Five tips on how to stay (cyber)secure in a hybrid work world

From less time spent on the commute to a better work-life balance, maintaining the newly discovered possibilities of flexible working is a firm priority for workers today.

hybrid work security

For businesses, that means hybrid work is here to stay. Not only does it help create a more attractive workplace at a time when job vacancies have been hitting record highs, but ultimately hybrid flexibility can drive greater engagement, better satisfied teams, and more productive businesses.

However, in the rush to embrace this new world of work, it’s been all too easy to overlook one of the biggest challenges it creates: maintaining cybersecurity.

Bad actors have taken advantage of uncertainty and change in the past eighteen months to exploit businesses and their workers. By following a few tips, though, we can stop them in their tracks, and unlock the benefits of a hybrid future of work without sacrificing security.

Tip one: Recognise your risks

Online fraud rose by 70% during the pandemic as bad actors took advantage of increased home working and reliance on online devices. From COVID-19 testing scams to launching hacks through QR codes, the first step to boosting security is recognizing the different shapes and sizes security risks come in. Security leaders must continuously make the time to identify new threats and vulnerabilities and plan for improved detective and preventive controls, to ensure their business stays ahead of those risks.

On top of this, it’s also worth understanding the implications of weaker security, and educating the wider business on this topic. Not only can it impact the business’ bottom-line, but research suggests victims are also hurt emotionally, with lower levels of happiness and higher levels of anxiety. Security today isn’t only about protecting your technology and finances, but also your people.

As you’re heightening your people’s awareness of security risks, remember to lead with empathy. Communicate that the security team is ready to help and support whenever people have security concerns.

Tip two: Reduce reliance on email

Email is the leading attack vector used by attackers to gain access to businesses and their employees. One of the most common approaches is through email spoofing, in which a bad actor creates an email that appears to be someone else (often, someone senior at the business they are targeting).

For both internal and external communication, changing email habits and reducing reliance upon it is now simpler than ever. This can be one of the most effective ways to reduce exposure to attacks and fraudsters. And, on top of this, bringing communications out of siloed email chains and into a tool like a channel-based messaging app has the benefit of making those communications not only more secure, but easier to share with team mates to collaborate on.

Tip three: Empower your employees with enterprise-grade tools

IT teams must stay ahead of employee needs. Otherwise, employees will find a solution to fill their needs, increasing the risk of disclosure of sensitive information. And, once adopted, it’s hard for companies to unwind this so-called “shadow IT.” In short, leaving teams to informally fill gaps in their tech suite – for example, by using consumer-grade messaging apps to communicate – creates unnecessary security risks. Encryption is a bare minimum for workplace collaboration, however enterprise-grade apps can provide additional features like Enterprise Key Management, audit logs which further empower IT teams to keep data secure and workers safe.

Further, having a dedicated security and compliance partner ecosystem means enterprise-ready collaboration tools can easily connect with security staples (e.g., Okta or Splunk).

Tip four: Boost identity and device management controls

With more workers using personal Wi-Fi and personal devices it’s time to establish new security baselines. Securing information in a hybrid working environment begins with identity controls. From session duration metrics to two-factor authentication and domain claiming, it’s crucial to think twice about how you’re ensuring only the right people have access to your company’s information, wherever they’re working.
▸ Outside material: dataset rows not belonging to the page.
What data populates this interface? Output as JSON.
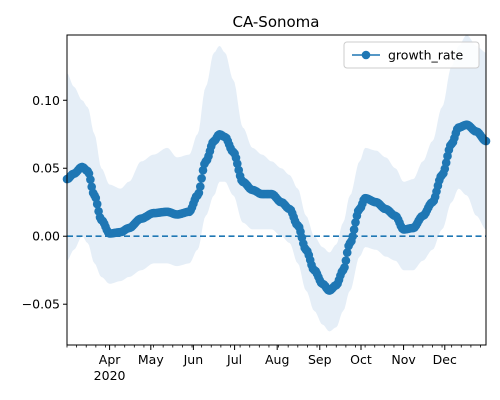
{
  "chart_data": {
    "type": "line",
    "title": "CA-Sonoma",
    "xlabel": "",
    "ylabel": "",
    "xlim": [
      "2020-03-01",
      "2020-12-31"
    ],
    "ylim": [
      -0.08,
      0.148
    ],
    "x_major_ticks": [
      {
        "date": "2020-04-01",
        "label": "Apr",
        "sublabel": "2020"
      },
      {
        "date": "2020-05-01",
        "label": "May",
        "sublabel": ""
      },
      {
        "date": "2020-06-01",
        "label": "Jun",
        "sublabel": ""
      },
      {
        "date": "2020-07-01",
        "label": "Jul",
        "sublabel": ""
      },
      {
        "date": "2020-08-01",
        "label": "Aug",
        "sublabel": ""
      },
      {
        "date": "2020-09-01",
        "label": "Sep",
        "sublabel": ""
      },
      {
        "date": "2020-10-01",
        "label": "Oct",
        "sublabel": ""
      },
      {
        "date": "2020-11-01",
        "label": "Nov",
        "sublabel": ""
      },
      {
        "date": "2020-12-01",
        "label": "Dec",
        "sublabel": ""
      }
    ],
    "y_ticks": [
      {
        "value": -0.05,
        "label": "−0.05"
      },
      {
        "value": 0.0,
        "label": "0.00"
      },
      {
        "value": 0.05,
        "label": "0.05"
      },
      {
        "value": 0.1,
        "label": "0.10"
      }
    ],
    "reference_line": {
      "y": 0.0,
      "style": "dashed",
      "color": "#1f77b4"
    },
    "legend": {
      "placement": "top-right",
      "entries": [
        "growth_rate"
      ]
    },
    "grid": false,
    "series": [
      {
        "name": "growth_rate",
        "color": "#1f77b4",
        "marker": "circle",
        "band_color": "#dce8f4",
        "knots": [
          {
            "x": "2020-03-01",
            "y": 0.042,
            "lo": -0.018,
            "hi": 0.12
          },
          {
            "x": "2020-03-06",
            "y": 0.046,
            "lo": -0.01,
            "hi": 0.11
          },
          {
            "x": "2020-03-12",
            "y": 0.051,
            "lo": 0.0,
            "hi": 0.1
          },
          {
            "x": "2020-03-16",
            "y": 0.048,
            "lo": -0.005,
            "hi": 0.095
          },
          {
            "x": "2020-03-21",
            "y": 0.03,
            "lo": -0.02,
            "hi": 0.075
          },
          {
            "x": "2020-03-26",
            "y": 0.012,
            "lo": -0.03,
            "hi": 0.05
          },
          {
            "x": "2020-04-01",
            "y": 0.002,
            "lo": -0.035,
            "hi": 0.038
          },
          {
            "x": "2020-04-09",
            "y": 0.003,
            "lo": -0.033,
            "hi": 0.035
          },
          {
            "x": "2020-04-15",
            "y": 0.006,
            "lo": -0.03,
            "hi": 0.04
          },
          {
            "x": "2020-04-24",
            "y": 0.013,
            "lo": -0.025,
            "hi": 0.055
          },
          {
            "x": "2020-05-03",
            "y": 0.017,
            "lo": -0.02,
            "hi": 0.06
          },
          {
            "x": "2020-05-13",
            "y": 0.018,
            "lo": -0.02,
            "hi": 0.065
          },
          {
            "x": "2020-05-20",
            "y": 0.016,
            "lo": -0.022,
            "hi": 0.058
          },
          {
            "x": "2020-05-29",
            "y": 0.018,
            "lo": -0.02,
            "hi": 0.06
          },
          {
            "x": "2020-06-04",
            "y": 0.03,
            "lo": -0.01,
            "hi": 0.075
          },
          {
            "x": "2020-06-10",
            "y": 0.055,
            "lo": 0.015,
            "hi": 0.11
          },
          {
            "x": "2020-06-16",
            "y": 0.07,
            "lo": 0.03,
            "hi": 0.135
          },
          {
            "x": "2020-06-20",
            "y": 0.075,
            "lo": 0.04,
            "hi": 0.14
          },
          {
            "x": "2020-06-24",
            "y": 0.073,
            "lo": 0.04,
            "hi": 0.135
          },
          {
            "x": "2020-06-30",
            "y": 0.062,
            "lo": 0.03,
            "hi": 0.115
          },
          {
            "x": "2020-07-07",
            "y": 0.04,
            "lo": 0.01,
            "hi": 0.08
          },
          {
            "x": "2020-07-14",
            "y": 0.034,
            "lo": 0.005,
            "hi": 0.065
          },
          {
            "x": "2020-07-21",
            "y": 0.031,
            "lo": 0.005,
            "hi": 0.06
          },
          {
            "x": "2020-07-28",
            "y": 0.031,
            "lo": 0.005,
            "hi": 0.055
          },
          {
            "x": "2020-08-04",
            "y": 0.025,
            "lo": 0.0,
            "hi": 0.05
          },
          {
            "x": "2020-08-10",
            "y": 0.02,
            "lo": -0.005,
            "hi": 0.045
          },
          {
            "x": "2020-08-16",
            "y": 0.008,
            "lo": -0.02,
            "hi": 0.035
          },
          {
            "x": "2020-08-22",
            "y": -0.01,
            "lo": -0.04,
            "hi": 0.015
          },
          {
            "x": "2020-08-28",
            "y": -0.025,
            "lo": -0.055,
            "hi": 0.0
          },
          {
            "x": "2020-09-03",
            "y": -0.035,
            "lo": -0.065,
            "hi": -0.008
          },
          {
            "x": "2020-09-08",
            "y": -0.04,
            "lo": -0.07,
            "hi": -0.012
          },
          {
            "x": "2020-09-13",
            "y": -0.036,
            "lo": -0.067,
            "hi": -0.006
          },
          {
            "x": "2020-09-18",
            "y": -0.025,
            "lo": -0.055,
            "hi": 0.01
          },
          {
            "x": "2020-09-23",
            "y": -0.005,
            "lo": -0.04,
            "hi": 0.03
          },
          {
            "x": "2020-09-30",
            "y": 0.02,
            "lo": -0.015,
            "hi": 0.055
          },
          {
            "x": "2020-10-04",
            "y": 0.028,
            "lo": -0.008,
            "hi": 0.065
          },
          {
            "x": "2020-10-12",
            "y": 0.025,
            "lo": -0.01,
            "hi": 0.063
          },
          {
            "x": "2020-10-19",
            "y": 0.02,
            "lo": -0.015,
            "hi": 0.058
          },
          {
            "x": "2020-10-26",
            "y": 0.015,
            "lo": -0.018,
            "hi": 0.05
          },
          {
            "x": "2020-11-01",
            "y": 0.005,
            "lo": -0.025,
            "hi": 0.04
          },
          {
            "x": "2020-11-08",
            "y": 0.006,
            "lo": -0.025,
            "hi": 0.042
          },
          {
            "x": "2020-11-15",
            "y": 0.015,
            "lo": -0.018,
            "hi": 0.055
          },
          {
            "x": "2020-11-22",
            "y": 0.025,
            "lo": -0.01,
            "hi": 0.07
          },
          {
            "x": "2020-11-29",
            "y": 0.045,
            "lo": 0.005,
            "hi": 0.095
          },
          {
            "x": "2020-12-06",
            "y": 0.068,
            "lo": 0.025,
            "hi": 0.125
          },
          {
            "x": "2020-12-11",
            "y": 0.08,
            "lo": 0.035,
            "hi": 0.14
          },
          {
            "x": "2020-12-17",
            "y": 0.082,
            "lo": 0.03,
            "hi": 0.148
          },
          {
            "x": "2020-12-24",
            "y": 0.077,
            "lo": 0.015,
            "hi": 0.14
          },
          {
            "x": "2020-12-31",
            "y": 0.07,
            "lo": 0.005,
            "hi": 0.135
          }
        ]
      }
    ]
  }
}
Meanwhile, session management tools, default browser controls, additional authentication layers and the ability to block jailbroken or rooted devices are extra defenses that help ensure that it’s not just approved people, but approved devices that are plugging into your networks.

Tip five: Embrace a mindset shift on security

Just as the work landscape has changed dramatically since early 2020, so has the security space. As workers shifted, so did threats, and IT teams have worked tirelessly to stay ahead of fast-moving bad actors.

We know remote work is here to stay. Meanwhile, new threats such as weaponized artificial intelligence are only just emerging. To help IT teams do their job and keep us and our businesses safe, we must start shifting our mindset on security.

That means formalizing the work-from-home space and enabling workers and IT teams to give it the same level of protection as we’d expect in a physical office. It also means listening to the needs of remote and hybrid workers and providing everyone with enterprise-grade tools for work, from office suites to collaboration tools, so that they never have to turn to non-enterprise grade or unsanctioned platforms.

Finally, it means always taking a security-first approach to the tech-stack. Reducing reliance on legacy tools that provide bad actors with exploitable gaps in your defense and building an ecosystem of enterprise-grade tools can enable businesses to shore-up security. The result is IT teams and the organization as a whole can work from anywhere, and focus on the work that really matters to them, safely and securely.